Trifft nicht Ihr Problem? Wir haben 43 weitere Antworten zum Thema Scheidung.
Ich bin seit 8 Jahren mit einem Ägypter zusammen, vor 4 Jahren haben wir in Dänemark geheiratet. Ich habe für die Rettung der Firma meines Mannes ziehmlich viel Geld aufgenommen, das er in monatlichen Raten zurückzahlen wollte es nun aber leider nicht mehr macht. Die Firma gibt es inzwischen nicht mehr. Nun ist mein Mann seit 1 Jahr und 3 Monaten in Ägypten, ist nicht mehr nach Deutschland gekommen und hat auch nur noch ein paar einzelne Raten gezahlt. Da er auch telefonisch kaum mehr erreichbar ist, möchte ich die nun Scheidung einreichen und ihn auf Rückzahlung seiner Schulden bei mir verklagen. In Ägypten besitzt mein Mann gemeinsam mit seinem Bruder 4 Tankstellen und einige Häuser.

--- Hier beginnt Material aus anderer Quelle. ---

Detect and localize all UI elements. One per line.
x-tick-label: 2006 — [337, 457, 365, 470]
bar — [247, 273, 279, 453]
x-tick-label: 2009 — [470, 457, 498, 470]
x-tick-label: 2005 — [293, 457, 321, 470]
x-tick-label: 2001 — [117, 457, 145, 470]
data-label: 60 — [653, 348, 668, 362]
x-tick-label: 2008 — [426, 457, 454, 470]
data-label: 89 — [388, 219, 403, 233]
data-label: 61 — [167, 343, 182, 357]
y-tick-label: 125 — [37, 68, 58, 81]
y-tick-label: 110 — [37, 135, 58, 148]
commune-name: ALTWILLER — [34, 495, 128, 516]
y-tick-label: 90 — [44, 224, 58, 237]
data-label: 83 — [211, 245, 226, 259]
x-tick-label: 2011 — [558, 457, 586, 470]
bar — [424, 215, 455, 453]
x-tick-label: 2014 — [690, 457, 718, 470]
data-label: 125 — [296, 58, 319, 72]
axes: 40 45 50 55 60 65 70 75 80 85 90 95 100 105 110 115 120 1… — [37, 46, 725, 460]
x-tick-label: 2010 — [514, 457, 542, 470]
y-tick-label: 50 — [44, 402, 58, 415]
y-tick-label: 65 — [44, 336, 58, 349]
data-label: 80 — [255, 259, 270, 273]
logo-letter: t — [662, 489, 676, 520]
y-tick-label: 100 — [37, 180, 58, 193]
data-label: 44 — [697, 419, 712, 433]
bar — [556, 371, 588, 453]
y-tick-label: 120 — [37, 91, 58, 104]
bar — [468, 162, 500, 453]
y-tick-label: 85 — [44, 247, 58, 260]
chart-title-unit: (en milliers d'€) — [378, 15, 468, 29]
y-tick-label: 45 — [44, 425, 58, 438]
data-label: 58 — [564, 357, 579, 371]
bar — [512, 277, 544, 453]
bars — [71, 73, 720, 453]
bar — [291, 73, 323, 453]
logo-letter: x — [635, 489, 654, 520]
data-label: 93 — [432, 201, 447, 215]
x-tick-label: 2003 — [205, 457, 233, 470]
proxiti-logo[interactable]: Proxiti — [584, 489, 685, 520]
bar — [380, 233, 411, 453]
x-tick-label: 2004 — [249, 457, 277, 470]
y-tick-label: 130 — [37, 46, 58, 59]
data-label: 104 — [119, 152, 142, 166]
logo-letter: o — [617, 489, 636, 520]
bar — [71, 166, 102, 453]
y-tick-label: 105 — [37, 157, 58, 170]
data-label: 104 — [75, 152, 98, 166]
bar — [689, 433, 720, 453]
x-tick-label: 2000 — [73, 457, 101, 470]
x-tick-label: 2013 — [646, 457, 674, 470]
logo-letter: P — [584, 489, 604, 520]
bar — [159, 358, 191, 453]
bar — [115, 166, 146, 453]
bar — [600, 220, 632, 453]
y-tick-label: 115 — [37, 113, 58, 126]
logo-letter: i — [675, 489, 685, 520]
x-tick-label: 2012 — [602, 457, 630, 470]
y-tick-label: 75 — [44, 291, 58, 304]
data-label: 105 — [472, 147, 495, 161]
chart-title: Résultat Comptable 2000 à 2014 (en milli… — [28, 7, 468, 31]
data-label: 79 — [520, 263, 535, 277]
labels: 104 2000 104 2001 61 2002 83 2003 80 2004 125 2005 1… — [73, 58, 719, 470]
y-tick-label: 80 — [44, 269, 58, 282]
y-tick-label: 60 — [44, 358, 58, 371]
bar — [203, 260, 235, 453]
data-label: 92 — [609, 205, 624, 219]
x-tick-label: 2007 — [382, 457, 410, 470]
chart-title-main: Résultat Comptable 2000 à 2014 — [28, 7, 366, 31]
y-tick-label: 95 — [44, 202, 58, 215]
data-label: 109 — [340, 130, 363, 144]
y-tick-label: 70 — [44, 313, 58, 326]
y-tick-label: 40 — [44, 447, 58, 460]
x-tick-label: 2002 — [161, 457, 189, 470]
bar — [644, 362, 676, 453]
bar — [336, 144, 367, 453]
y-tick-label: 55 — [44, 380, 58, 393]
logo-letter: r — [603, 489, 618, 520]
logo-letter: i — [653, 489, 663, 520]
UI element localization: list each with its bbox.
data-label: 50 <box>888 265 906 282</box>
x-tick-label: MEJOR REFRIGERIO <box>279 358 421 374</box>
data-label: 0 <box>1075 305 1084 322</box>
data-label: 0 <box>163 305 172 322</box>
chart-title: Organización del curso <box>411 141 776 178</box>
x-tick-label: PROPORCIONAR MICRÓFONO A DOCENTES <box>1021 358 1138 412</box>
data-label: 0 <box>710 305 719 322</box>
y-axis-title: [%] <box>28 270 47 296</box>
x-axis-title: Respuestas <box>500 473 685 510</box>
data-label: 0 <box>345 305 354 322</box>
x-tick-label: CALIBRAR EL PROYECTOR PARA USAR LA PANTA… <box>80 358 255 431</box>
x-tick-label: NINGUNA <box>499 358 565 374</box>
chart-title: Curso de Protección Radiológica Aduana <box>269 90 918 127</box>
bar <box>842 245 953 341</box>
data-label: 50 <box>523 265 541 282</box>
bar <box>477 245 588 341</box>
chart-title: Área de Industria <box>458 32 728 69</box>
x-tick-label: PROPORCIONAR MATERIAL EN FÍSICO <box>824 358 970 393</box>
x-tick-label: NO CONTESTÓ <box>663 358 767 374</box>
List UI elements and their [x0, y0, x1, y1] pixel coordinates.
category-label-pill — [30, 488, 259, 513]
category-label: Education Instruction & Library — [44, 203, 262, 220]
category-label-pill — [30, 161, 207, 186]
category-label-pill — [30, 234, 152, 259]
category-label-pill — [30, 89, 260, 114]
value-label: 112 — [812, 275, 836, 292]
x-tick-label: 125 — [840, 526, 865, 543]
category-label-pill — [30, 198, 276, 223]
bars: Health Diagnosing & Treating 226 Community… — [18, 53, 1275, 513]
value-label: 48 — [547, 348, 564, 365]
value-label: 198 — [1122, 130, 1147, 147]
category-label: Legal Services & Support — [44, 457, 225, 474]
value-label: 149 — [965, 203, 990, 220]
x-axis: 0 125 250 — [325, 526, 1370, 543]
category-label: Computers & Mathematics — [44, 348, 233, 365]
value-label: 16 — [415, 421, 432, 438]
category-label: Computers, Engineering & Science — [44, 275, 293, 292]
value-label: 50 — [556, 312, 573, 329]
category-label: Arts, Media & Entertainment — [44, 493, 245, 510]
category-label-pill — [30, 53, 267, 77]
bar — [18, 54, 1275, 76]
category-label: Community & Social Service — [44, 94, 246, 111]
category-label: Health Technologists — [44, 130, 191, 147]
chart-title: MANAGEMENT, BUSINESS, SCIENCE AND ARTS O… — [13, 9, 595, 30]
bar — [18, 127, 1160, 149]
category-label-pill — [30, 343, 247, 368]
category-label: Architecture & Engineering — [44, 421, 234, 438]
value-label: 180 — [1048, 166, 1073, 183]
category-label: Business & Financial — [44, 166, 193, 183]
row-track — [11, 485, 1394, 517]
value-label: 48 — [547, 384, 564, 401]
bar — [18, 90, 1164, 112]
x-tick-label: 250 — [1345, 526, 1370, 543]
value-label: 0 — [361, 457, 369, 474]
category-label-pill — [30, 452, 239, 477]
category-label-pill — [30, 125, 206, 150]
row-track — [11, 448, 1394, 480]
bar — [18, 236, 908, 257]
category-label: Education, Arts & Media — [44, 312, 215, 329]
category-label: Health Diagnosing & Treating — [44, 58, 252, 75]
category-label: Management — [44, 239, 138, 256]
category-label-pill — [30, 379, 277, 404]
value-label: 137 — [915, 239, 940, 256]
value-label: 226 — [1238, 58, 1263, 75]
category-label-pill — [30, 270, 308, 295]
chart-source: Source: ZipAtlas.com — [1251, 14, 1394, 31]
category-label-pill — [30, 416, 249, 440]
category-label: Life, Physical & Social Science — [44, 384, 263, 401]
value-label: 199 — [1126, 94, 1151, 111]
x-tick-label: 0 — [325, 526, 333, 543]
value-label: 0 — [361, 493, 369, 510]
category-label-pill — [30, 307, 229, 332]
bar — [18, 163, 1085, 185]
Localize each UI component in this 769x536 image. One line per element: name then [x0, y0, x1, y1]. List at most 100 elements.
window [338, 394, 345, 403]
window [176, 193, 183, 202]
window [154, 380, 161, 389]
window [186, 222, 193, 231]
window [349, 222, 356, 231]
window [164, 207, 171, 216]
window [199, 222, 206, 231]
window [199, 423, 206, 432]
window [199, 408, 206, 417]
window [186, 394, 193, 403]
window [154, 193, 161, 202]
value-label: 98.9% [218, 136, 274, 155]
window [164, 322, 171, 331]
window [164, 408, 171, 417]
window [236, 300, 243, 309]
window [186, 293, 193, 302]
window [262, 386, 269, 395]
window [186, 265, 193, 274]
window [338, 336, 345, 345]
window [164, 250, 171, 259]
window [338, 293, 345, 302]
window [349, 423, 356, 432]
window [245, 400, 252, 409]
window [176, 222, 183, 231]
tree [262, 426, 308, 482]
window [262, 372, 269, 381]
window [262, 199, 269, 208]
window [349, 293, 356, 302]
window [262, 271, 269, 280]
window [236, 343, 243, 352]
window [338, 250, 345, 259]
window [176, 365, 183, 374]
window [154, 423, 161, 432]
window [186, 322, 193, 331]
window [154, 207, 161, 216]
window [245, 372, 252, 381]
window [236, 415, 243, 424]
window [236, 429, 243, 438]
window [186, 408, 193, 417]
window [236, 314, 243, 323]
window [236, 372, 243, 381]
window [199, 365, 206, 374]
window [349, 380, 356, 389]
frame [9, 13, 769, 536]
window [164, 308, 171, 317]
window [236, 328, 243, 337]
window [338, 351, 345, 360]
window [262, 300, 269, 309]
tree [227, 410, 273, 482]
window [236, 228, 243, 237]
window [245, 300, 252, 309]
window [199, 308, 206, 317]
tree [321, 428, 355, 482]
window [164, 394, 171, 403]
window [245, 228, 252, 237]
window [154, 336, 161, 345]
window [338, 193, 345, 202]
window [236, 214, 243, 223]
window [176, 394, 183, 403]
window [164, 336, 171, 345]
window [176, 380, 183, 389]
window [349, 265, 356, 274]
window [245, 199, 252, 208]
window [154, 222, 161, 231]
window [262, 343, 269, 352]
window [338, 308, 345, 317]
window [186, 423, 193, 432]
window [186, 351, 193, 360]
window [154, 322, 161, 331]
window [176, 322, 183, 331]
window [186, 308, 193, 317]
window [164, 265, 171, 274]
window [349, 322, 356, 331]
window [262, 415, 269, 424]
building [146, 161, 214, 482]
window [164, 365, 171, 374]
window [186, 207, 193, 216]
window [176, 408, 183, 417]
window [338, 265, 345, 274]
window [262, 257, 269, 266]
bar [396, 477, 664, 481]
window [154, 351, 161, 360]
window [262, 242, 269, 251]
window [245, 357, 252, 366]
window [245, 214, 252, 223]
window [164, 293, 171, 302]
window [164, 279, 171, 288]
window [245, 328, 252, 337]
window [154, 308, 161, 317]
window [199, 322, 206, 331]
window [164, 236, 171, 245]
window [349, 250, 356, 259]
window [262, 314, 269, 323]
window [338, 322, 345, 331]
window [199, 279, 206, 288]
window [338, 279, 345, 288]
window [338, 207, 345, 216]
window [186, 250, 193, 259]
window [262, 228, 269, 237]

Da es mir nach dem Verlust meiner gutbezahlten Stelle nun auch nicht mehr gut geht, verspricht er mir seit mehr als 2 Jahren, alle Schulden zurückzuzahlen, wenn er eine seiner Tankstellen verkauft hat. Aber ich kann das natürlich nicht nachprüfen und glaube, dass das leider nur Versprechungen sind, um mich zu beschwichtigen und Zeit zu gewinnen. Leider lebe ich trotz eines neuen Jobs nun selbst in so knappen Verhältnissen, dass ich unbedingt die Schulden loshaben möchte, damit ich wieder ein einigermaßen normales Leben leben kann. Meine drei Fragen:
Kann ich mich in seiner Abwesenheit von ihm scheiden lassen?
Kann ich ihn über das Ägyptische Konsulat anzeigen und das Geld einfordern.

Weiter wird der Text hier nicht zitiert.